Ancient woodland soils contain fungal communities of extraordinary complexity, built up over centuries of continuous woodland cover. When ancient woodland is cleared, that community does not survive in the soil waiting for trees to return. It degrades, replaced by generalist species adapted to open, disturbed conditions. When trees are replanted on former ancient woodland sites, they can establish mycorrhizal partnerships, but they establish them with the fungi that are present in the degraded soil, not with the specialist communities that took centuries to develop.

This is one of the most important reasons why protecting existing ancient woodland is ecologically more valuable than planting new trees to compensate for its loss, a logic that planning policy in England and Wales has been slowly, and not always consistently, incorporating.

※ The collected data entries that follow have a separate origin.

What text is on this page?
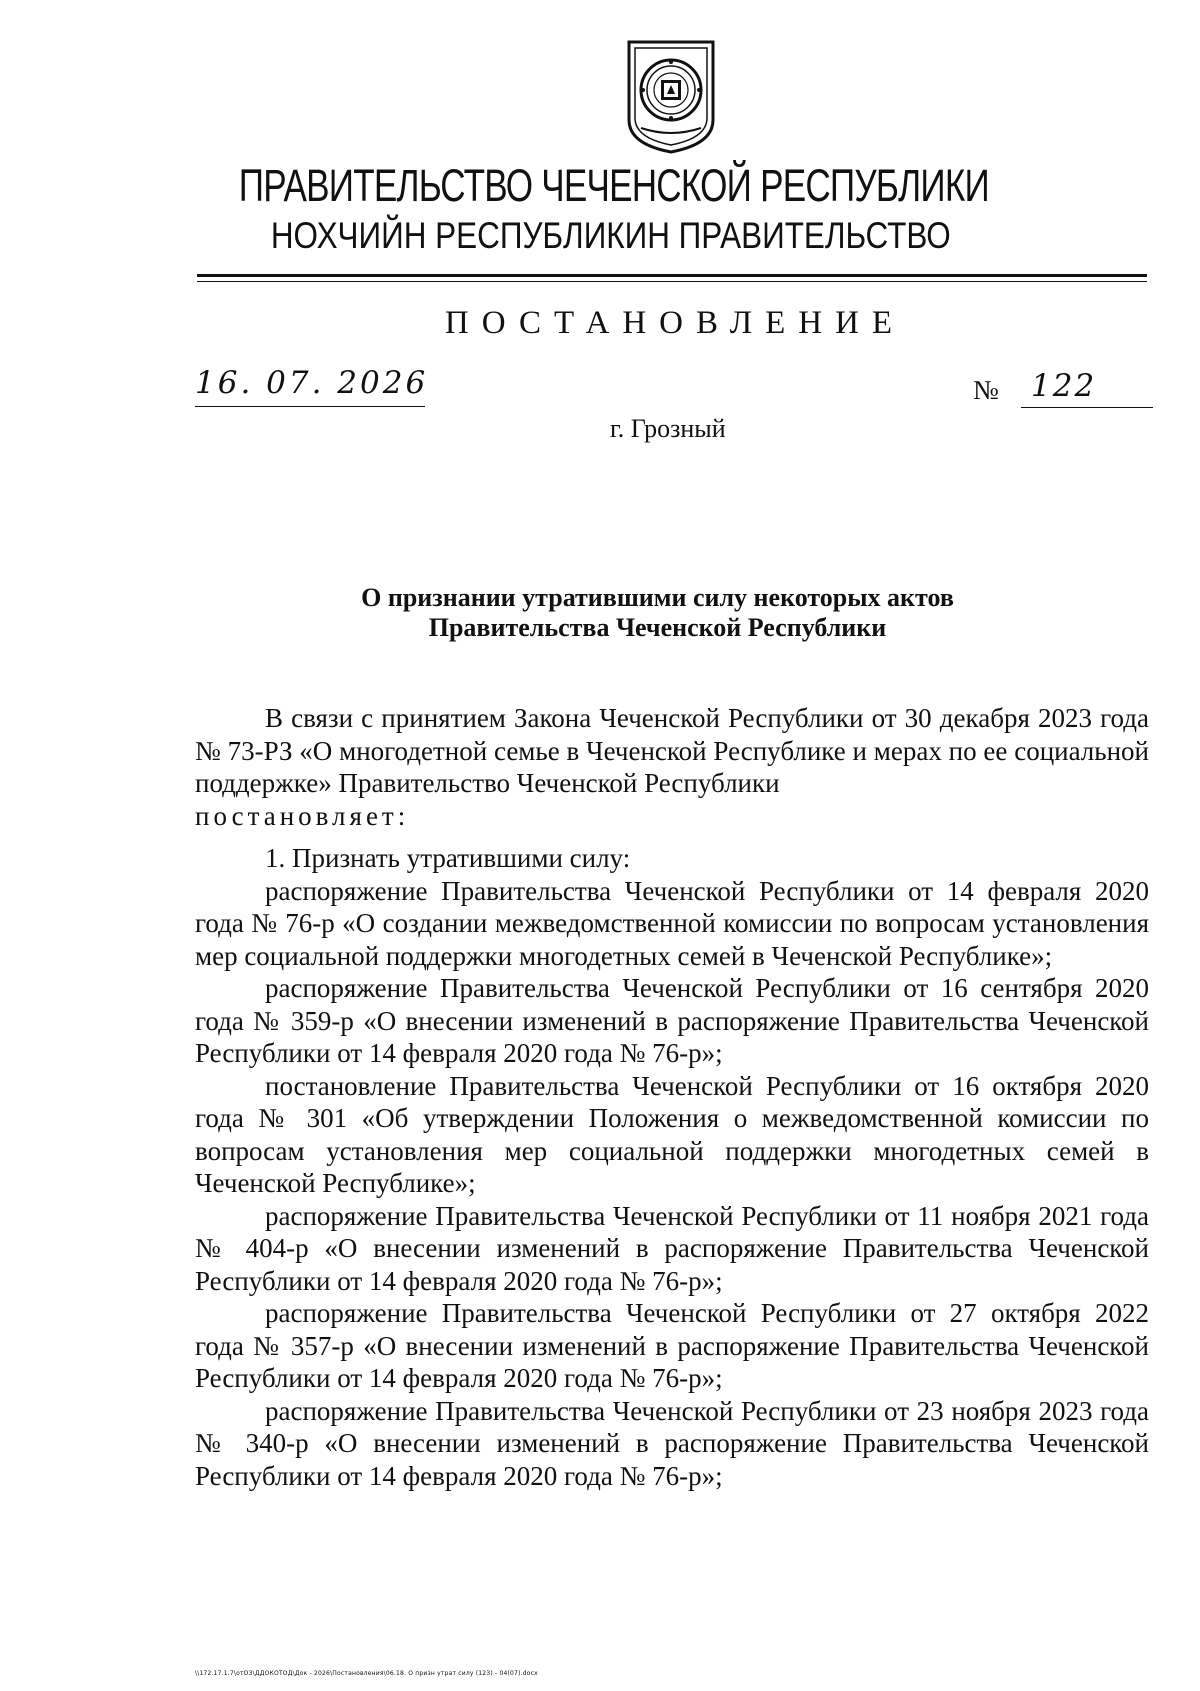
ПРАВИТЕЛЬСТВО ЧЕЧЕНСКОЙ РЕСПУБЛИКИ
НОХЧИЙН РЕСПУБЛИКИН ПРАВИТЕЛЬСТВО
ПОСТАНОВЛЕНИЕ
16. 07. 2026	№ 122
г. Грозный
О признании утратившими силу некоторых актов
Правительства Чеченской Республики

В связи с принятием Закона Чеченской Республики от 30 декабря 2023 года № 73-РЗ «О многодетной семье в Чеченской Республике и мерах по ее социальной поддержке» Правительство Чеченской Республики

постановляет:

1. Признать утратившими силу:

распоряжение Правительства Чеченской Республики от 14 февраля 2020 года № 76-р «О создании межведомственной комиссии по вопросам установления мер социальной поддержки многодетных семей в Чеченской Республике»;

распоряжение Правительства Чеченской Республики от 16 сентября 2020 года № 359-р «О внесении изменений в распоряжение Правительства Чеченской Республики от 14 февраля 2020 года № 76-р»;

постановление Правительства Чеченской Республики от 16 октября 2020 года № 301 «Об утверждении Положения о межведомственной комиссии по вопросам установления мер социальной поддержки многодетных семей в Чеченской Республике»;

распоряжение Правительства Чеченской Республики от 11 ноября 2021 года № 404-р «О внесении изменений в распоряжение Правительства Чеченской Республики от 14 февраля 2020 года № 76-р»;

распоряжение Правительства Чеченской Республики от 27 октября 2022 года № 357-р «О внесении изменений в распоряжение Правительства Чеченской Республики от 14 февраля 2020 года № 76-р»;

распоряжение Правительства Чеченской Республики от 23 ноября 2023 года № 340-р «О внесении изменений в распоряжение Правительства Чеченской Республики от 14 февраля 2020 года № 76-р»;

\\172.17.1.7\отОЗ\ДДОКОТОД\Док - 2026\Постановления\06.18. О призн утрат силу (123) - 04(07).docx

New woodland is valuable. It is not a substitute for what has been lost.

Reading the Fungal World

There is something genuinely affecting about learning that the forest floor is not simply dirt and roots but a living network of connections accumulated over centuries. It does not change what the forest looks like. It changes what it means.

Ecology has a habit of revealing that the systems we thought we understood are more complex, more interconnected, and more fragile in some respects than we assumed. The mycorrhizal network beneath a mature woodland is a good example. It took laboratory experiments, radioactive tracers, and decades of patient research to make visible what had always been there. The knowledge that resulted does not make the forest mysterious in a vague, sentimental sense. It makes it specific. It gives the relationships beneath the surface names, mechanisms, and histories.

That specificity is useful. It tells us what we stand to lose when woodland is cleared or soils are degraded, not in general terms but in terms of particular biological functions that took a long time to develop and cannot be quickly reconstructed. It tells us what we are investing in when we protect ancient woodland, restore degraded soils, or farm in ways that allow fungal communities to persist and develop.

The trees standing in any old woodland are the visible part of a system whose most important structures are invisible. Knowing that changes, or should change, how we think about what conservation is actually for.